Summary: eth1394 stops, keyboard hangs
Product: Drivers Reporter: Stefan Richter (stefanr)
Component: IEEE1394Assignee: Stefan Richter (stefanr)
Status: REJECTED WILL_NOT_FIX    
Severity: normal    
Priority: P1    
Hardware: All   
OS: Linux   
Kernel Version: 2.6.22 - 2.6.25-rc Tree: Mainline
Regression: Yes
Bug Depends on:    
Bug Blocks: 10046    

Description Stefan Richter 2008-03-22 03:46:15 UTC
Latest working kernel version: 2.6.21 (had other eth1394 bugs)
Earliest failing kernel version: 2.6.22
Software Environment: uniprocessor PREEMPT_NONE kernel

  - tlabel consumer eth1394 (IPv4 over FireWire) grabs lots of tlabels
    in soft IRQ context.
  - tlabel recycler khpsbpkt (a kthread of ieee1394) sleeps even though
    it could start putting tlabels back into the pool.
  - eth1394 can't get tlabels anymore, stops the transmit queue,
    schedules a workqueue job.
  - eth1394's workqueue job (run by the events kthread) tries to acquire
    a tlabel.  It does so in non-atomic context and hence sleeps in
    hpsb_get_tlabel() until the tlabel pool is nonempty again.  It would
    then wake up the eth1394 transmit queue again.
  - Normally, khpsbpkt would have been woken up by now and would have
    released a lot of now unused tlabels back into the pool again.
    However, on UP preempt_none kernels, khpsbpkt continues to sleep.
    (The 1394 stack's lower level runing in IRQ context or perhaps
    tasklet context wakes up khpsbpkt.)
  - Since it doesn't get a tlabel, eth1394's workqueue jobs sleeps
    forever as well.

Result is that all other tasks of the shared workqueue can't be serviced, notably the keyboard is stuck, and that the eth1394 connection breaks down.

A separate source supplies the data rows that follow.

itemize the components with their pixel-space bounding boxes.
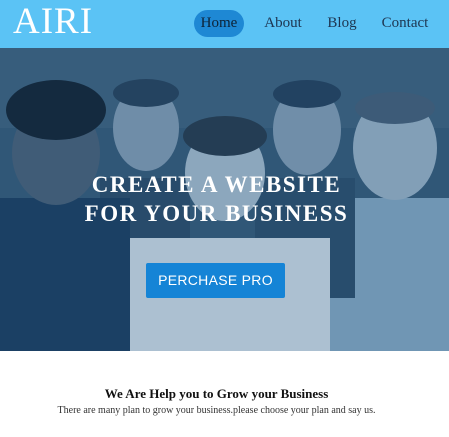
hero-title: CREATE A WEBSITE FOR YOUR BUSINESS — [0, 170, 433, 228]
section-subtitle: There are many plan to grow your busines… — [57, 405, 376, 416]
site-logo[interactable]: AIRI — [13, 0, 93, 44]
hero-title-line1: CREATE A WEBSITE — [91, 172, 342, 197]
nav-contact[interactable]: Contact — [379, 10, 431, 37]
landing-page: AIRI Home About Blog Contact CREATE A WE… — [0, 0, 449, 437]
purchase-pro-button[interactable]: PERCHASE PRO — [146, 263, 285, 298]
nav-home[interactable]: Home — [194, 10, 244, 37]
hero-title-line2: FOR YOUR BUSINESS — [84, 201, 349, 226]
section-title: We Are Help you to Grow your Business — [104, 386, 329, 401]
nav-blog[interactable]: Blog — [326, 10, 358, 37]
site-header: AIRI Home About Blog Contact — [0, 0, 449, 48]
nav-about[interactable]: About — [263, 10, 303, 37]
hero-banner: CREATE A WEBSITE FOR YOUR BUSINESS PERCH… — [0, 48, 449, 351]
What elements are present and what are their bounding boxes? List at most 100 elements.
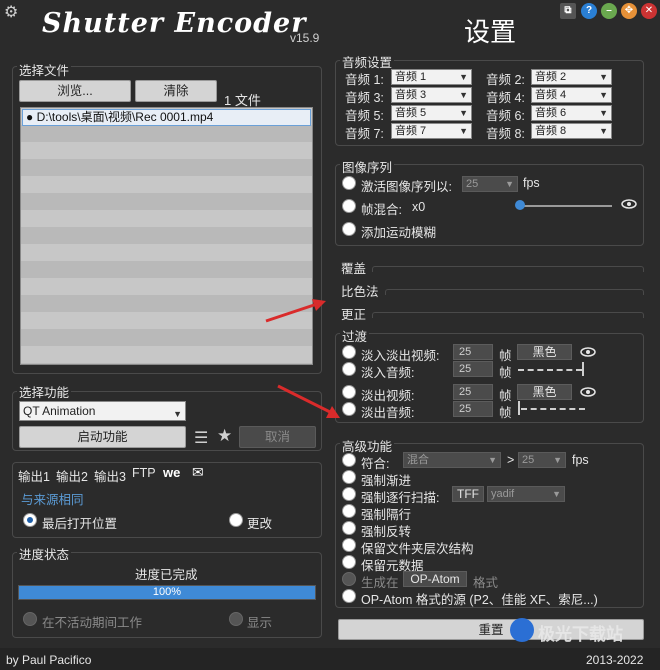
keep-metadata-radio[interactable] xyxy=(342,555,356,569)
fade-in-audio-frames[interactable]: 25 xyxy=(453,361,493,377)
fade-out-audio-radio[interactable] xyxy=(342,402,356,416)
chevron-down-icon: ▼ xyxy=(599,72,608,82)
eye-icon[interactable] xyxy=(580,387,596,397)
star-icon[interactable]: ★ xyxy=(217,426,232,446)
correction-section[interactable]: 更正 xyxy=(341,304,366,323)
show-radio[interactable] xyxy=(229,612,243,626)
same-as-source-link[interactable]: 与来源相同 xyxy=(21,489,84,508)
motion-blur-radio[interactable] xyxy=(342,222,356,236)
blend-value: x0 xyxy=(412,200,426,214)
function-select[interactable]: QT Animation ▼ xyxy=(19,401,186,421)
maximize-icon[interactable]: ✥ xyxy=(621,3,637,19)
fade-in-color-button[interactable]: 黑色 xyxy=(517,344,572,360)
generate-in-radio[interactable] xyxy=(342,572,356,586)
activate-seq-radio[interactable] xyxy=(342,176,356,190)
field-order-button[interactable]: TFF xyxy=(452,486,484,502)
fade-out-audio-unit: 帧 xyxy=(499,406,512,420)
chevron-down-icon: ▼ xyxy=(505,179,514,189)
progress-panel-title: 进度状态 xyxy=(17,544,72,563)
last-open-radio[interactable] xyxy=(23,513,37,527)
change-label: 更改 xyxy=(247,517,273,531)
fade-in-audio-waveform xyxy=(518,369,582,371)
conform-mode-value: 混合 xyxy=(407,454,429,466)
tab-ftp[interactable]: FTP xyxy=(132,466,156,480)
file-path: D:\tools\桌面\视频\Rec 0001.mp4 xyxy=(36,110,214,124)
deinterlace-select[interactable]: yadif ▼ xyxy=(487,486,565,502)
force-interlaced-line-radio[interactable] xyxy=(342,504,356,518)
file-list[interactable]: ● D:\tools\桌面\视频\Rec 0001.mp4 xyxy=(20,107,313,365)
tab-output2[interactable]: 输出2 xyxy=(56,466,88,485)
minimize-icon[interactable]: – xyxy=(601,3,617,19)
change-radio[interactable] xyxy=(229,513,243,527)
wetransfer-icon[interactable]: we xyxy=(163,465,180,480)
blend-label: 帧混合: xyxy=(361,203,402,217)
audio-track-select[interactable]: 音频 8 ▼ xyxy=(531,123,612,139)
audio-track-value: 音频 5 xyxy=(395,107,427,119)
force-reverse-radio[interactable] xyxy=(342,521,356,535)
eye-icon[interactable] xyxy=(621,199,637,209)
chevron-down-icon: ▼ xyxy=(459,72,468,82)
mail-icon[interactable]: ✉ xyxy=(192,464,204,481)
menu-icon[interactable]: ☰ xyxy=(194,428,208,448)
audio-track-select[interactable]: 音频 5 ▼ xyxy=(391,105,472,121)
idle-work-radio[interactable] xyxy=(23,612,37,626)
start-function-button[interactable]: 启动功能 xyxy=(19,426,186,448)
help-icon[interactable]: ? xyxy=(581,3,597,19)
fade-in-audio-marker xyxy=(582,362,584,376)
fade-in-video-frames[interactable]: 25 xyxy=(453,344,493,360)
function-select-value: QT Animation xyxy=(23,404,96,418)
fade-in-audio-radio[interactable] xyxy=(342,362,356,376)
fade-out-audio-frames[interactable]: 25 xyxy=(453,401,493,417)
chevron-down-icon: ▼ xyxy=(459,108,468,118)
audio-track-label: 音频 5: xyxy=(345,109,384,123)
blend-slider-handle[interactable] xyxy=(515,200,525,210)
audio-track-select[interactable]: 音频 3 ▼ xyxy=(391,87,472,103)
fade-out-video-frames[interactable]: 25 xyxy=(453,384,493,400)
restore-icon[interactable]: ⧉ xyxy=(560,3,576,19)
fade-in-audio-unit: 帧 xyxy=(499,366,512,380)
audio-track-select[interactable]: 音频 6 ▼ xyxy=(531,105,612,121)
chevron-down-icon: ▼ xyxy=(599,108,608,118)
fade-out-color-button[interactable]: 黑色 xyxy=(517,384,572,400)
cancel-button[interactable]: 取消 xyxy=(239,426,316,448)
conform-fps-select[interactable]: 25 ▼ xyxy=(518,452,566,468)
settings-gear-icon[interactable]: ⚙ xyxy=(4,2,18,22)
audio-track-select[interactable]: 音频 7 ▼ xyxy=(391,123,472,139)
op-atom-button[interactable]: OP-Atom xyxy=(403,571,467,587)
blend-radio[interactable] xyxy=(342,199,356,213)
image-seq-title: 图像序列 xyxy=(340,157,395,176)
chevron-down-icon: ▼ xyxy=(553,455,562,465)
progress-percent: 100% xyxy=(152,586,182,598)
watermark-logo-icon xyxy=(510,618,534,642)
close-icon[interactable]: ✕ xyxy=(641,3,657,19)
blend-slider-track[interactable] xyxy=(519,205,612,207)
fade-out-audio-marker xyxy=(518,401,520,415)
eye-icon[interactable] xyxy=(580,347,596,357)
seq-fps-value: 25 xyxy=(466,178,479,190)
seq-fps-select[interactable]: 25 ▼ xyxy=(462,176,518,192)
progress-status: 进度已完成 xyxy=(135,568,198,582)
file-list-item[interactable]: ● D:\tools\桌面\视频\Rec 0001.mp4 xyxy=(22,109,311,126)
function-panel-title: 选择功能 xyxy=(17,382,72,401)
fade-out-video-radio[interactable] xyxy=(342,385,356,399)
watermark-text: 极光下载站 xyxy=(538,625,623,644)
overlay-section[interactable]: 覆盖 xyxy=(341,258,366,277)
tab-output3[interactable]: 输出3 xyxy=(94,466,126,485)
browse-button[interactable]: 浏览... xyxy=(19,80,131,102)
fade-out-audio-label: 淡出音频: xyxy=(361,406,415,420)
clear-button[interactable]: 清除 xyxy=(135,80,217,102)
op-atom-source-radio[interactable] xyxy=(342,589,356,603)
tab-output1[interactable]: 输出1 xyxy=(18,466,50,485)
conform-mode-select[interactable]: 混合 ▼ xyxy=(403,452,501,468)
footer-years: 2013-2022 xyxy=(586,653,644,667)
force-interlace-radio[interactable] xyxy=(342,487,356,501)
keep-structure-radio[interactable] xyxy=(342,538,356,552)
audio-track-select[interactable]: 音频 2 ▼ xyxy=(531,69,612,85)
colorimetry-section[interactable]: 比色法 xyxy=(341,281,379,300)
audio-track-label: 音频 1: xyxy=(345,73,384,87)
audio-track-select[interactable]: 音频 4 ▼ xyxy=(531,87,612,103)
audio-track-select[interactable]: 音频 1 ▼ xyxy=(391,69,472,85)
conform-radio[interactable] xyxy=(342,453,356,467)
fade-in-video-radio[interactable] xyxy=(342,345,356,359)
force-progressive-radio[interactable] xyxy=(342,470,356,484)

CONFIG_PREEMPT=y avoids the problem.

Reported by andrey.aleksandrovich at googlemail
http://thread.gmane.org/gmane.linux.kernel.firewire.user/3144
"eth1394, Connection between PC and Laptop disrupts"

Caused by:
http://git.kernel.org/?p=linux/kernel/git/torvalds/linux-2.6.git;a=commit;h=7a97bc03e089d1a75dc533f0fe69ec8dac672916
"ieee1394: eth1394: handle tlabel exhaustion"
Comment 1 Stefan Richter 2008-03-24 14:41:42 UTC
Tested with ftp between Core2Duo i686 SMP PREEMPT and Core2Duo x86-64 *UP* PREEMPT_NONE, wasn't able to reproduce the bug with it.  Need to try a different test PC, and maybe with scp instead of ftp.
Comment 2 Stefan Richter 2008-12-13 03:13:51 UTC
This should be fixed eventually by providing a IP over 1394 implementation in the new firewire driver stack.